Asma Kamili, the head of Morocco’s Animal Health Division for the World Organisation for Animal Health, says she isn’t aware that goats in the Essaouira region are put in trees to earn tourism dollars. She says climbing trees is “a natural behaviour” of the animals and is good for argans because if goats eat the fruit and disperse seeds in their faeces, that increases the number of trees.

Jose Fedriani, an ecologist with the Desertification Research Centre, an institute in Spain that’s dedicated to the study of environmental degradation in dry lands, agrees that seed dispersal is a good thing. But he says the goats aren’t just eating fruit; they’re devouring leaves and seedlings. It takes from seven to 15 years for argans to reach maturity and produce fruit, so putting several goats in an area where they can destroy the seedlings—especially during droughts—actually prevents tree rejuvenation.

Using goats as aerial eye candy is good “for attracting tourists,” Fedriani says, “but it's not good for the trees at all.”

About half-a-mile along the road from Benaddi’s argan, Miloud Banaaddi—who also has had to give up farming and is training his eight new goats to perch in his almond tree—dismisses any notion that what he’s doing is cruel. “The goats are only in the trees for three to four hours at a time,” he says. “Imagine if I kept them inside the house”—they’d be imprisoned and would go hungry. “Where would the money come from to feed them? There is nothing else to do. There are no jobs. There are no other solutions. This is the only one.”

‘There needs to be a system’

Drought conditions in Morocco are expected to intensify through mid-century, according to the Ministry of Agriculture.

“This should all be green by now, but you can see that it’s completely dry,” Benaddi says, gesturing to the parched landscape around the argan. “We didn’t have to spend money on feeding the goats before—they had food everywhere.”

Mustapha Elaboubi's goats stand on wooden platforms in an argan tree on the road from Marrakech to Essaouira. “They’re like mushrooms—they’re everywhere,” says Mohamed Elaamrani, a Marrakech-based tour guide, of his country's “flying goats.”
Photograph by Erika Hobart

He says he had no interest in using his goats as roadside attractions until it became too dry to grow wheat. “I’m doing a job, the goats are doing a job,” he says. “The money we make is used to buy food for all of us—my family and the goats.”

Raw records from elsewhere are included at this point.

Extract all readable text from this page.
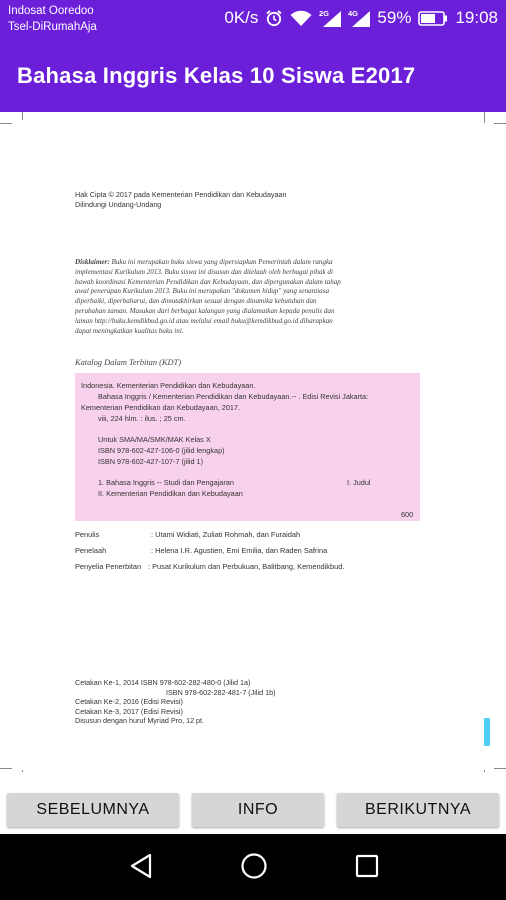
Indosat Ooredoo
Tsel-DiRumahAja	0K/s	2G	4G 59%	19:08
Bahasa Inggris Kelas 10 Siswa E2017
Hak Cipta © 2017 pada Kementerian Pendidikan dan Kebudayaan
Dilindungi Undang-Undang
Disklaimer: Buku ini merupakan buku siswa yang dipersiapkan Pemerintah dalam rangka
implementasi Kurikulum 2013. Buku siswa ini disusun dan ditelaah oleh berbagai pihak di
bawah koordinasi Kementerian Pendidikan dan Kebudayaan, dan dipergunakan dalam tahap
awal penerapan Kurikulum 2013. Buku ini merupakan "dokumen hidup" yang senantiasa
diperbaiki, diperbaharui, dan dimutakhirkan sesuai dengan dinamika kebutuhan dan
perubahan zaman. Masukan dari berbagai kalangan yang dialamatkan kepada penulis dan
laman http://buku.kemdikbud.go.id atau melalui email buku@kemdikbud.go.id diharapkan
dapat meningkatkan kualitas buku ini.
Katalog Dalam Terbitan (KDT)
Indonesia. Kementerian Pendidikan dan Kebudayaan.
Bahasa Inggris / Kementerian Pendidikan dan Kebudayaan.-- . Edisi Revisi Jakarta:
Kementerian Pendidikan dan Kebudayaan, 2017.
viii, 224 hlm. : ilus. ; 25 cm.
Untuk SMA/MA/SMK/MAK Kelas X
ISBN 978-602-427-106-0 (jilid lengkap)
ISBN 978-602-427-107-7 (jilid 1)
1. Bahasa Inggris -- Studi dan Pengajaran	I. Judul
II. Kementerian Pendidikan dan Kebudayaan
600
Penulis	: Utami Widiati, Zuliati Rohmah, dan Furaidah
Penelaah	: Helena I.R. Agustien, Emi Emilia, dan Raden Safrina
Penyelia Penerbitan : Pusat Kurikulum dan Perbukuan, Balitbang, Kemendikbud.
Cetakan Ke-1, 2014 ISBN 978-602-282-480-0 (Jilid 1a)
ISBN 978-602-282-481-7 (Jilid 1b)
Cetakan Ke-2, 2016 (Edisi Revisi)
Cetakan Ke-3, 2017 (Edisi Revisi)
Disusun dengan huruf Myriad Pro, 12 pt.
SEBELUMNYA	INFO	BERIKUTNYA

Daniel Bergin, associate director at Globescan, a sustainability consulting firm, has studied animal welfare in Morocco and is sympathetic toward Benaddi and other farmers like him. “Obviously, you can’t just take away somebody’s livelihood,” he says, referring to calls by animal welfare advocates to shut down the goats-in-trees business. “There needs to be a system in place. The government needs to work with the people.”

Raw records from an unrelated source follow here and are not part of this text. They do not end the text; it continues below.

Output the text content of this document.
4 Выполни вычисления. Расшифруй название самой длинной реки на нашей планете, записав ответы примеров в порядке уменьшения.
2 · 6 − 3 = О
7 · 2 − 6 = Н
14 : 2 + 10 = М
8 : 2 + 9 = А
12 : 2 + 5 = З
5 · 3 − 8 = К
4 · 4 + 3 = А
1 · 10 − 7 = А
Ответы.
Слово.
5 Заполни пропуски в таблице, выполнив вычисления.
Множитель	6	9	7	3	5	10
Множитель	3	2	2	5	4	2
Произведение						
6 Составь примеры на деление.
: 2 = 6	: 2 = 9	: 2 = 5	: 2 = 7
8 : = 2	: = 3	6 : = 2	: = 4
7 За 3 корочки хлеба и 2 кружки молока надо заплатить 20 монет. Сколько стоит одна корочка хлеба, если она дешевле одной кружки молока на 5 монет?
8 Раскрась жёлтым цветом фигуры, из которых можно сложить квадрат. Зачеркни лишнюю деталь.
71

Take bear dancing in India, Bergin says. Formerly, cubs were poached from the wild and trained to dance on the streets for tourists. In 2012, India’s government condemned the practice as cruel and made it possible for bear owners to take jobs in sanctuaries for the animals.

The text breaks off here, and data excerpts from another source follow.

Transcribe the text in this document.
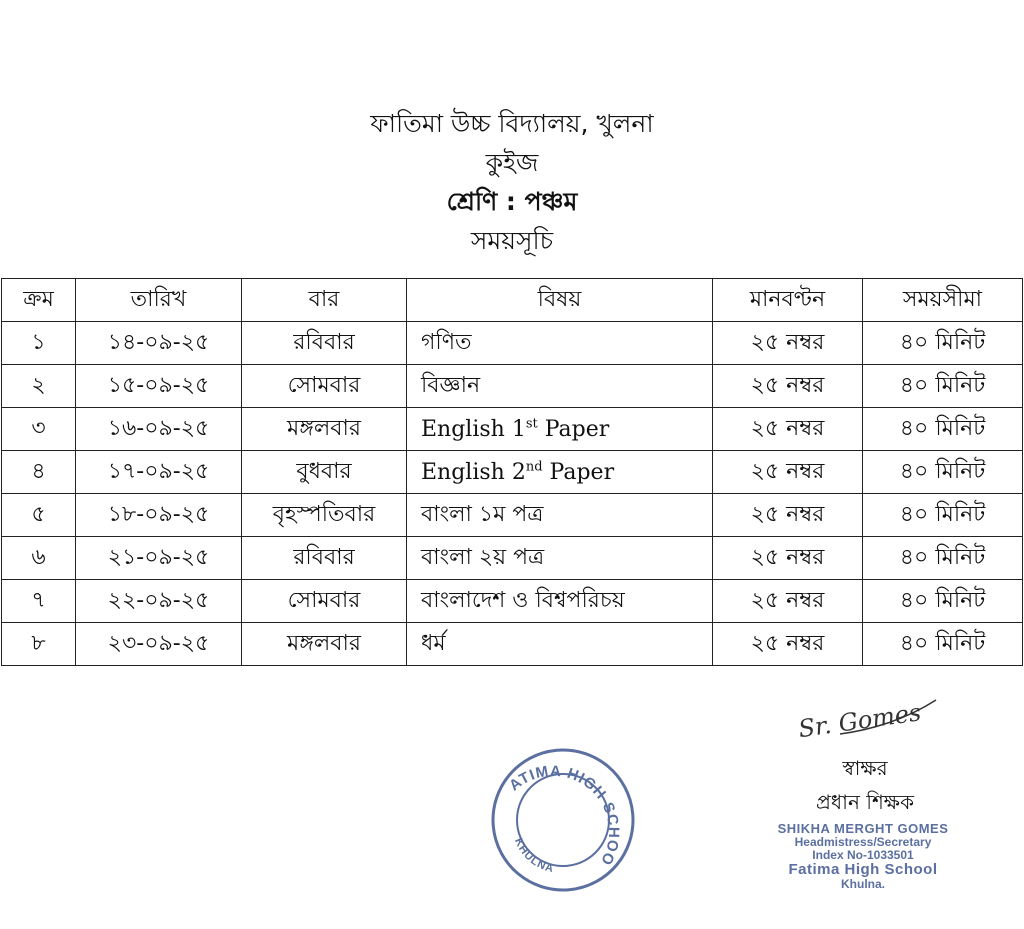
ফাতিমা উচ্চ বিদ্যালয়, খুলনা
কুইজ
শ্রেণি : পঞ্চম
সময়সূচি
ক্রম	তারিখ	বার	বিষয়	মানবণ্টন	সময়সীমা
১	১৪-০৯-২৫	রবিবার	গণিত	২৫ নম্বর	৪০ মিনিট
২	১৫-০৯-২৫	সোমবার	বিজ্ঞান	২৫ নম্বর	৪০ মিনিট
৩	১৬-০৯-২৫	মঙ্গলবার	English 1st Paper	২৫ নম্বর	৪০ মিনিট
৪	১৭-০৯-২৫	বুধবার	English 2nd Paper	২৫ নম্বর	৪০ মিনিট
৫	১৮-০৯-২৫	বৃহস্পতিবার	বাংলা ১ম পত্র	২৫ নম্বর	৪০ মিনিট
৬	২১-০৯-২৫	রবিবার	বাংলা ২য় পত্র	২৫ নম্বর	৪০ মিনিট
৭	২২-০৯-২৫	সোমবার	বাংলাদেশ ও বিশ্বপরিচয়	২৫ নম্বর	৪০ মিনিট
৮	২৩-০৯-২৫	মঙ্গলবার	ধর্ম	২৫ নম্বর	৪০ মিনিট
FATIMA HIGH SCHOOL
KHULNA
Sr. Gomes
স্বাক্ষর
প্রধান শিক্ষক
SHIKHA MERGHT GOMES
Headmistress/Secretary
Index No-1033501
Fatima High School
Khulna.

“It did at least involve the people who would have been out of a livelihood and allow them to continue working while improving the lives of the animals,” Bergin says.

Elaamrani, whose livelihood depends on the tour groups he leads, says he’d prefer to see the goats roaming freely and climbing for fruit when they want. But after two years of pandemic lockdown, he says he can’t afford to turn his clients down. “They’re paying money to see something,” he says. “But I do try to explain the situation in an honest way. It’s not a black-and-white issue. It’s difficult for the goats, but it’s also difficult for the people who take care of them.”

Benaddi says that in an ideal world, the land would be green again. He’d return to farming and would be able to look after his family and his goats without standing by the side of the road every day waiting for people to stop and give him tips.

“We hope for the best,” he says. “But only God knows the future.”